8. Batgirl #1 (DC comics)                                                                                                           7
Oh, so that’s how they explain away the paralysis. I for one have no problem at all with this explanation for Barbara walking again. While it doesn’t happen often, some people do regain the use of their legs, after severe spinal cord injury. Plus, the reboot has shortened the time that she’s spent in the chair and it’s also implied that she’s still not totally comfortable on her legs. Having gotten that out of the way, there’s nothing keeping me interested here. Until……we see Barbara freeze up when she gets a gun pointed at her. She’s afraid of being crippled again. Interesting, a superhero afraid of guns… Still wondering about the new DC timeline though…
9. ACE #1 (DROP comics)                                                                                                       6.8
Compared to the zero issue, the art has improved a lot.
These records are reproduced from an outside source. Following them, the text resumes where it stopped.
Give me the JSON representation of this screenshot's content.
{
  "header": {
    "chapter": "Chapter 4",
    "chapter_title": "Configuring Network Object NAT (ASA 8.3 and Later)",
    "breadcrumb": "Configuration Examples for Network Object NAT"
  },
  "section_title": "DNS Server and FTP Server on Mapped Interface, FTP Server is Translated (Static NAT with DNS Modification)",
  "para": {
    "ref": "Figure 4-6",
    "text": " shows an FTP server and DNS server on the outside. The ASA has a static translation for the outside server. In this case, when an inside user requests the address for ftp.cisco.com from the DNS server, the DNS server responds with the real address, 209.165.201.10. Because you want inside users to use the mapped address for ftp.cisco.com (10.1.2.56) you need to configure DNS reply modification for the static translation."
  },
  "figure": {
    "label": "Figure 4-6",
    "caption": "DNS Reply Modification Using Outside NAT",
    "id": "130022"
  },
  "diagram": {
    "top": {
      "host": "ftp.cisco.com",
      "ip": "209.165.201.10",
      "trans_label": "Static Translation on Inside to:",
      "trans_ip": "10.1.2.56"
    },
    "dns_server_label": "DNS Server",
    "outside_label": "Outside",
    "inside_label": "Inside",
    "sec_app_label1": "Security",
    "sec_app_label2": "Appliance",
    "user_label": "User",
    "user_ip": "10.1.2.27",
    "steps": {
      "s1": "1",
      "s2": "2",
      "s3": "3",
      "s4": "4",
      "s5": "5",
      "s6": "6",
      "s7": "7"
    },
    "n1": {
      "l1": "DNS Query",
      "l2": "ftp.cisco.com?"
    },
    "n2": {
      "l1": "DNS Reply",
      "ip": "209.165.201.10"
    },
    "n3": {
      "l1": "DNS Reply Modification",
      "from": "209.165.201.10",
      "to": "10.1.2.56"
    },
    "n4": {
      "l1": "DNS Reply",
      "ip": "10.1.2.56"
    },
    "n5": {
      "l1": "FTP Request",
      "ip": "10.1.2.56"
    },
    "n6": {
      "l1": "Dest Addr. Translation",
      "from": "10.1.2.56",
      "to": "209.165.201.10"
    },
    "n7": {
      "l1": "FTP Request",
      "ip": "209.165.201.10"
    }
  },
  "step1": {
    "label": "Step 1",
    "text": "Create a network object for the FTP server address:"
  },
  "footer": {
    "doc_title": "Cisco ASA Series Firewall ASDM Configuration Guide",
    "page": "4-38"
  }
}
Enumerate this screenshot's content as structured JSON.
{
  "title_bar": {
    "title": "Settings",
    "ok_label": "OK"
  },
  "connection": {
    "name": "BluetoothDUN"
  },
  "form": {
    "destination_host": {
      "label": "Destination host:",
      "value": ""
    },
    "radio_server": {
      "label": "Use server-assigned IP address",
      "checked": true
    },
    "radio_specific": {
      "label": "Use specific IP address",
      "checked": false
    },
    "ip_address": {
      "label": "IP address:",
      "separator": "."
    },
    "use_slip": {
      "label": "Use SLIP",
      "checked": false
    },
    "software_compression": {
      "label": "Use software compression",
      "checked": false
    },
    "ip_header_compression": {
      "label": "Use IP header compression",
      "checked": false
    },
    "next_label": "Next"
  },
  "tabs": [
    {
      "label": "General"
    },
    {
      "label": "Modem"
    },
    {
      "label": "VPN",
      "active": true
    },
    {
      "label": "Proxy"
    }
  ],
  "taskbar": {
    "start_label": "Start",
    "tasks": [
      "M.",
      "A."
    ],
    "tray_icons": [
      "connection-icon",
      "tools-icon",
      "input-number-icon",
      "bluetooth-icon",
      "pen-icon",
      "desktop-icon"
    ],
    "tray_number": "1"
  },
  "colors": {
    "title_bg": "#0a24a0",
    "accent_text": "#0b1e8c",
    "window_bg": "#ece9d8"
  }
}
In this issue Ranjit shows a bold, confident line, which I like a lot better. Writing-wise there are big improvements too, basically the blockbuster movie continues. The ACE team (Action Committee Extraordinary), with all kind of sexy recruits and mysterious superpowers (a multiple man, good fighting guy, a healer, a telepath etc) investigating and taking action against a really bad guy and his corporation. This hits on all the notes, funny, action, sexy… Some minor things though, the lettering in the word balloons fits a little too tight. Also, sometimes things are happening off panel and it’s not entirely clear what’s happening… Still I am very impressed with this early foray into independent comics publishing. If every issue keeps getting better as much as it did between issues zero and one, this will end up as a damned good comic and a strong product for DROP comics to show their skills. This also has me very interested in the rest of their titles.
10. ACE #0 (DROP comics)                                                                                                    6.3
Back in 2009, this was one of the fist comics out of the Dutch DROP comics studio by Gert-Jan van Oosten and his talented collaborators, and it kinda feels like that. ACE has a very interesting premise of an anti terrorist strike force with superhuman abilities. This basically reads like a big blockbuster movie filled with action (…duh…), car chases, sexy women and a funny bit every now and then. While it was very entertaining, and I liked the art by Ranjit Domisse (think of J. Scott Cambell) and the layouts, I thought the inks and dialogues where a bit rough. Hopefully this will get better. A refreshing detail is that this story plays out in the Netherlands, so expect to see a lot of Dutch scenery.